Perhaps most shockingly, several rabbis informed me I should say goodbye to my children because I was going to lose custody of them during my looming divorce proceeding.
They were not bluffing. Numerous family attorneys unaffiliated with any religion advised me to stop publicly flouting Orthodox laws and customs.
As the attorneys noted, and as illustrated by Feldman's and Reich's experiences, judges look at religion as one factor in a custody dispute and generally view stability to be in the children's best interests.
They have been known to award custody to the parent who will continue to raise the children in the same religion as before the family breakup.
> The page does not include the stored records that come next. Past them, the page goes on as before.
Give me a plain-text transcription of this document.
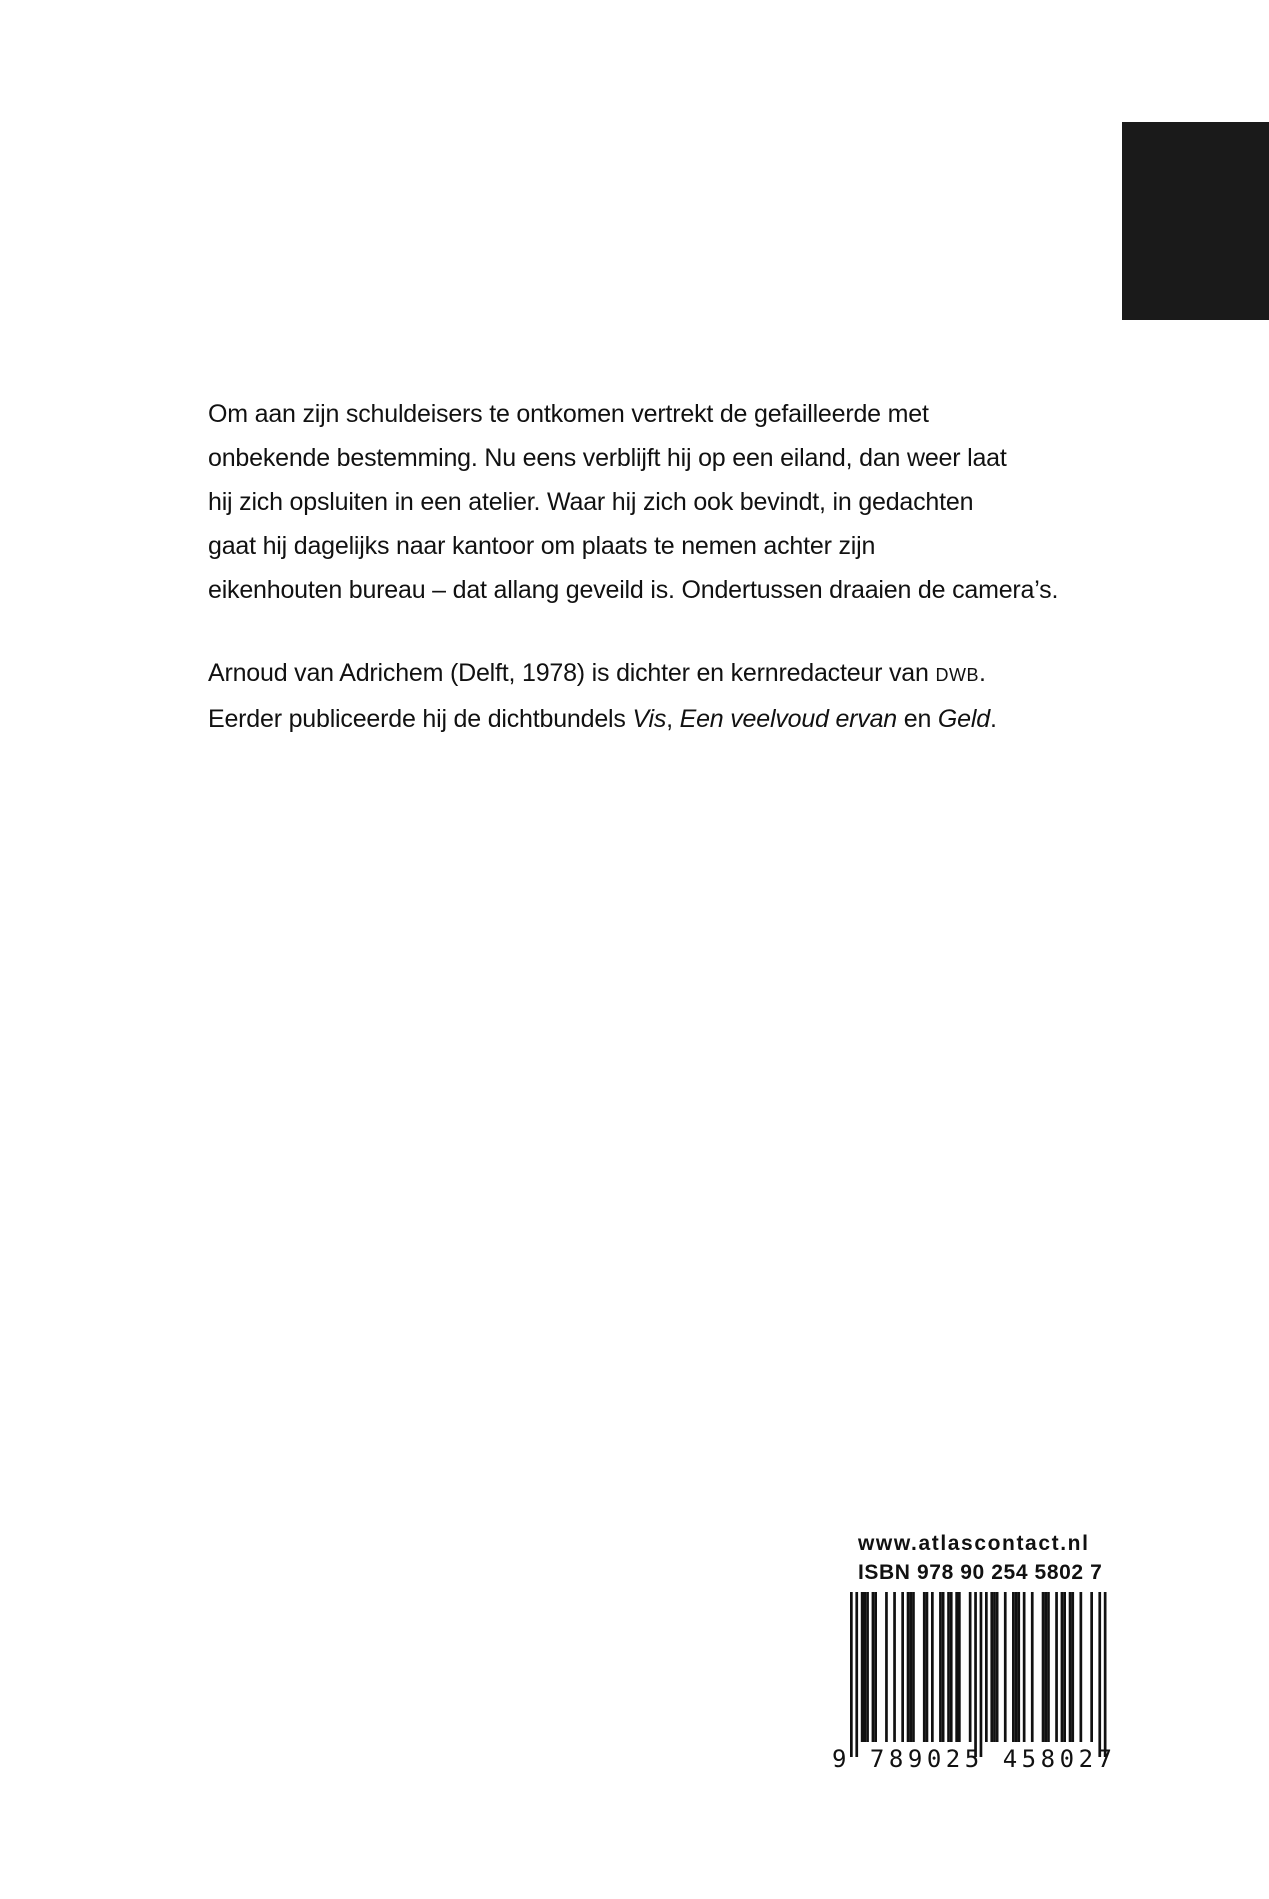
Om aan zijn schuldeisers te ontkomen vertrekt de gefailleerde met
onbekende bestemming. Nu eens verblijft hij op een eiland, dan weer laat
hij zich opsluiten in een atelier. Waar hij zich ook bevindt, in gedachten
gaat hij dagelijks naar kantoor om plaats te nemen achter zijn
eikenhouten bureau – dat allang geveild is. Ondertussen draaien de camera’s.

Arnoud van Adrichem (Delft, 1978) is dichter en kernredacteur van DWB.
Eerder publiceerde hij de dichtbundels Vis, Een veelvoud ervan en Geld.
www.atlascontact.nl
ISBN 978 90 254 5802 7
9 789025 458027
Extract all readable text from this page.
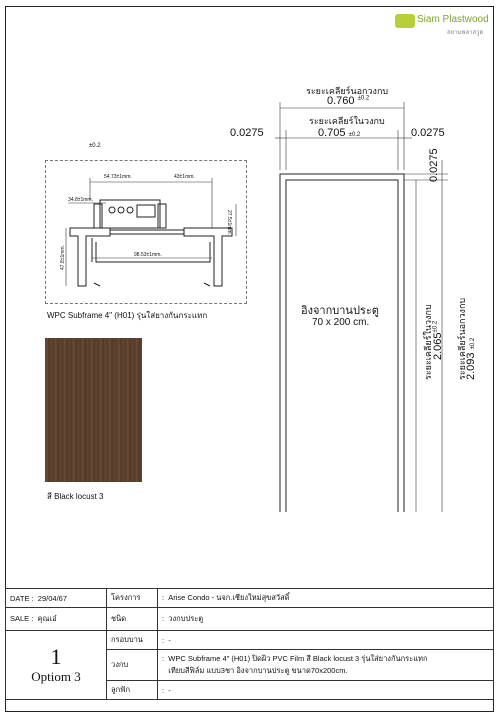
Siam Plastwood
สยามพลาสวูด
±0.2
54.73±1mm.	43±1mm.
34.8±1mm.
27.5±1mm.
47.8±1mm.	98.53±1mm.
WPC Subframe 4" (H01) รุ่นใส่ยางกันกระแทก
สี Black locust 3
ระยะเคลียร์นอกวงกบ
0.760 $^{\pm 0.2}$
ระยะเคลียร์ในวงกบ
0.705 ±0.2
0.0275	0.0275
0.0275
อิงจากบานประตู
70 x 200 cm.	ระยะเคลียร์ในวงกบ $2.065^{\pm 0.2}$	ระยะเคลียร์นอกวงกบ
2.093 ±0.2
DATE :  29/04/67	โครงการ	:  Arise Condo - นจก.เชียงใหม่สุขสวัสดิ์
SALE :  คุณเอ๋	ชนิด	:  วงกบประตู

1
Optiom 3	กรอบบาน	:  -
	วงกบ	:  WPC Subframe 4" (H01) ปิดผิว PVC Film สี Black locust 3 รุ่นใส่ยางกันกระแทก
เทียบสีฟิล์ม แบบ3ชา อิงจากบานประตู ขนาด70x200cm.
	ลูกฟัก	:  -
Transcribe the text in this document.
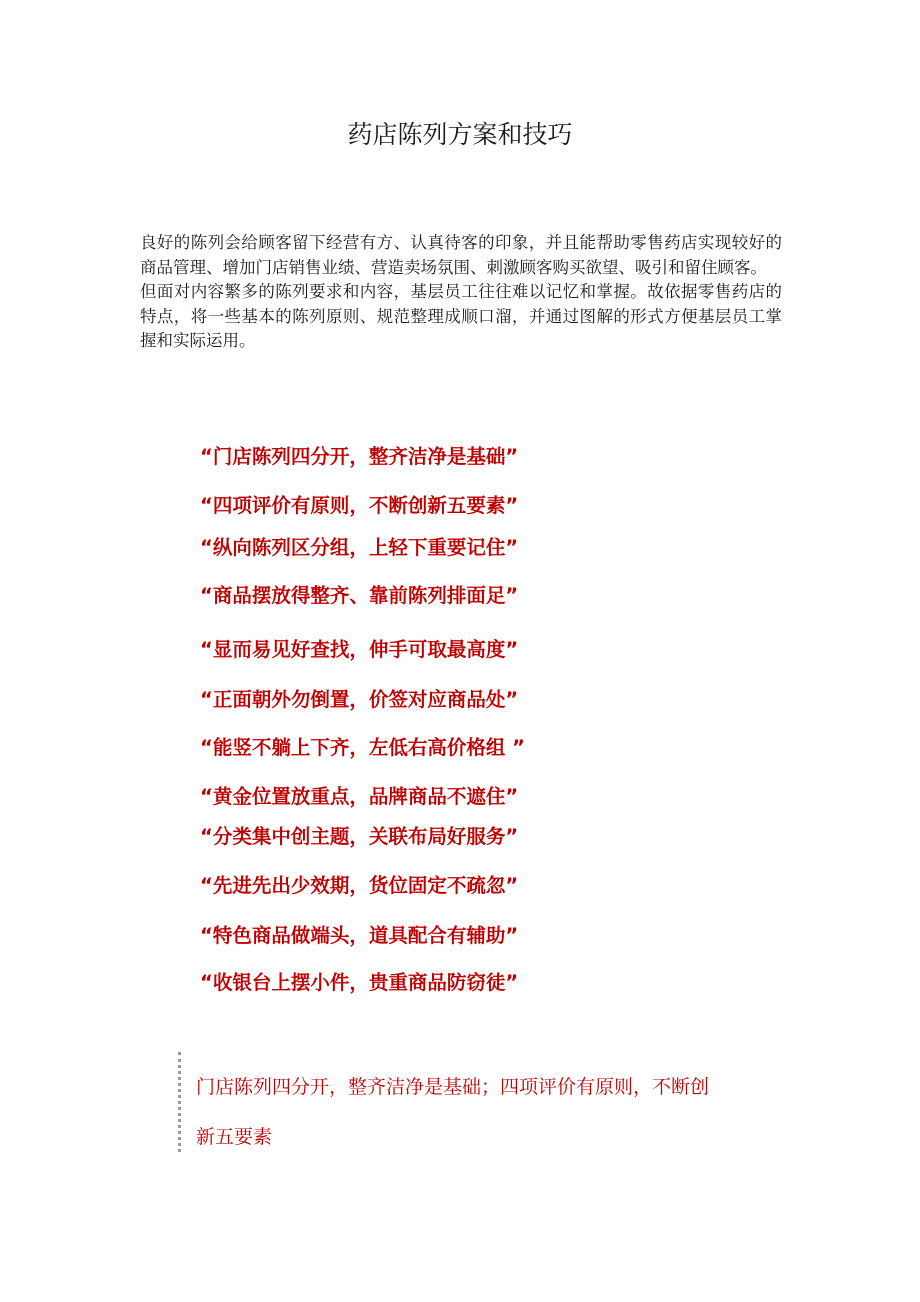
药店陈列方案和技巧

良好的陈列会给顾客留下经营有方、认真待客的印象，并且能帮助零售药店实现较好的商品管理、增加门店销售业绩、营造卖场氛围、刺激顾客购买欲望、吸引和留住顾客。

但面对内容繁多的陈列要求和内容，基层员工往往难以记忆和掌握。故依据零售药店的特点，将一些基本的陈列原则、规范整理成顺口溜，并通过图解的形式方便基层员工掌握和实际运用。

“门店陈列四分开，整齐洁净是基础”

“四项评价有原则，不断创新五要素”

“纵向陈列区分组，上轻下重要记住”

“商品摆放得整齐、靠前陈列排面足”

“显而易见好查找，伸手可取最高度”

“正面朝外勿倒置，价签对应商品处”

“能竖不躺上下齐，左低右高价格组 ”

“黄金位置放重点，品牌商品不遮住”

“分类集中创主题，关联布局好服务”

“先进先出少效期，货位固定不疏忽”

“特色商品做端头，道具配合有辅助”

“收银台上摆小件，贵重商品防窃徒”

门店陈列四分开，整齐洁净是基础；四项评价有原则，不断创新五要素
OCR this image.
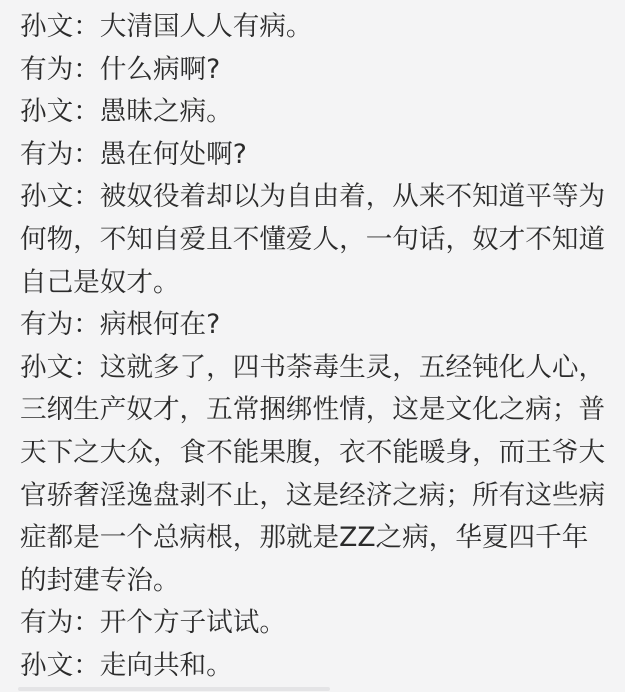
孙文：大清国人人有病。

有为：什么病啊?

孙文：愚昧之病。

有为：愚在何处啊?

孙文：被奴役着却以为自由着，从来不知道平等为何物，不知自爱且不懂爱人，一句话，奴才不知道自己是奴才。

有为：病根何在?

孙文：这就多了，四书荼毒生灵，五经钝化人心，三纲生产奴才，五常捆绑性情，这是文化之病；普天下之大众，食不能果腹，衣不能暖身，而王爷大官骄奢淫逸盘剥不止，这是经济之病；所有这些病症都是一个总病根，那就是ZZ之病，华夏四千年的封建专治。

有为：开个方子试试。

孙文：走向共和。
Where I come from - that means here in the United States, in 2012 - women fear, legitimately, that they might lose their children if they lose their religion.
Feldman and I each managed to settle and avoid divorce trials, and each of us retained custody of our children. Others have not been as lucky. Reich, for example, remains mired in her custody battle.
Fear in the religious community, therefore, persists. I recently started a nonprofit organization, Unchained At Last, to help women leave arranged marriages, and the most common inquiry I receive is from Orthodox Jewish women who want to leave the religion and are willing to accept ostracism from their family and friends, but are terrified that a judge might remove their children.
For many, their situation seems especially hopeless because they, like Reich, felt pressured to allow a beit din (an Orthodox Jewish court) arbitrate their divorce.
The beit din's binding decisions and agreements routinely include a provision that the children will be raised within Orthodox Judaism.
Secular courts generally enforce those decisions and agreements, even if a mother later realizes she does not want to raise her children in a religion where men bless God every morning for not making them a non-Jew, a slave or a woman.
Where I come from - the United States - the First Amendment is supposed to empower people to choose whether and how to practice religion, without interference from secular courts. What went wrong?